What about an Underinsured Driver?
Sometimes, the at-fault driver’s policy may not cover all your damages. In such a situation, you may file a claim with your insurer for underinsured motorist coverage – only if you have it.
Generally, insurers pay the difference between your claim in damages and what the at-fault driver’s policy covers. By so doing, they cover your costs related to your injuries or damages.
The Deceased Driver’s Estate
You may also file a claim against their estate. This occurs when they don’t have enough insurance coverage to pay for your damages or losses. The same would apply if they were uninsured. Even so, you must prove the deceased driver’s negligence caused your injuries, and the court will then determine the amount of compensation to award – if you win.
However, note that their estate would need to go through the probate process, meaning you might not get your money for some time. Probate implies the court needs to conclude the dead driver’s debts, taxes, and obligations before they can distribute assets to family members or creditors (in which category you would fall).
Similarly, you must contend with various challenges if you take this route. For instance, the at-fault driver’s family may vehemently contest the claim and, in some cases, even take legal action against you. The compensation may also be insufficient to cover all your losses, not to mention the frustration of waiting for the court’s decision. Thus, you should consult an experienced attorney to discuss your best legal options in such a case.

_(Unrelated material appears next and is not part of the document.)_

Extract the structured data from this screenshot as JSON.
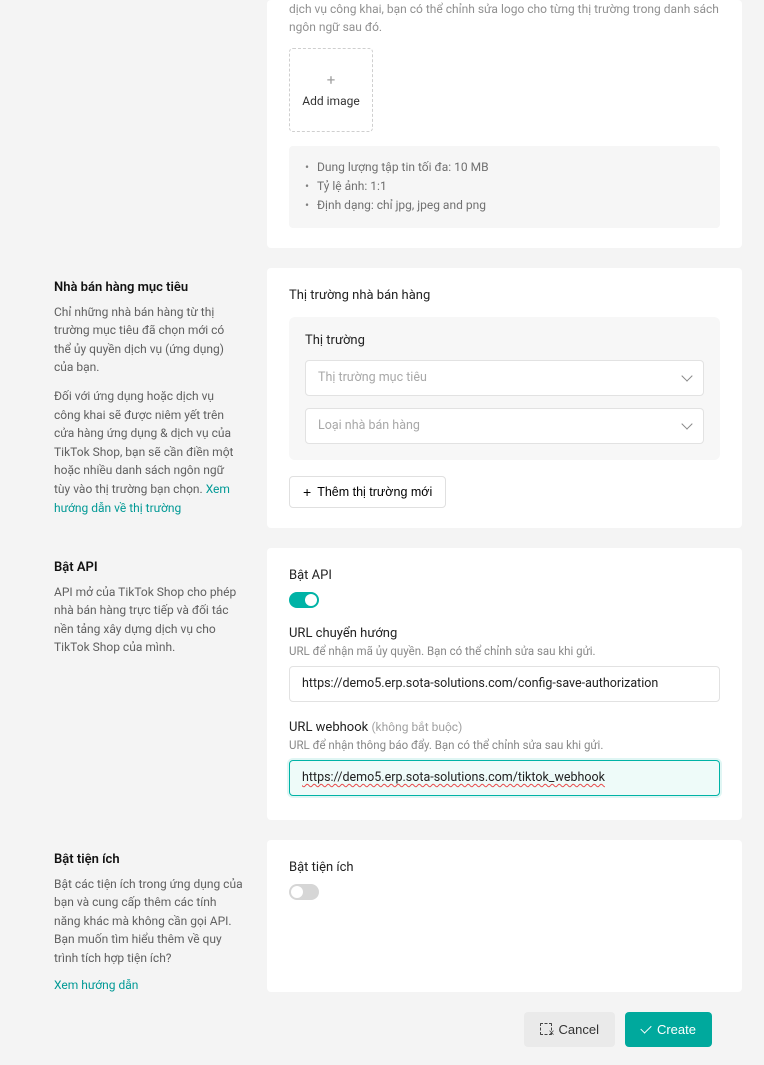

The at-fault driver’s family may also settle the claim – if you’re lucky. This may be the best option if you have substantial evidence to prove their negligence and damages.
But remember, only in rare cases do drivers claim against a dead driver’s estate. Mostly, insurance settlements should cover all your expenses related to the accident. Thus, you may want to think hard before pursuing this option.
Dealing with an at-fault driver who died in a crash isn’t always straightforward. Hence, it’s advisable to seek legal help from a competent personal injury lawyer. They can help you handle the complexities of filing a claim, dealing with troublesome insurers, and, if necessary, help you file a lawsuit against the deceased driver’s estate. By exploring all your options, you can get a favorable outcome.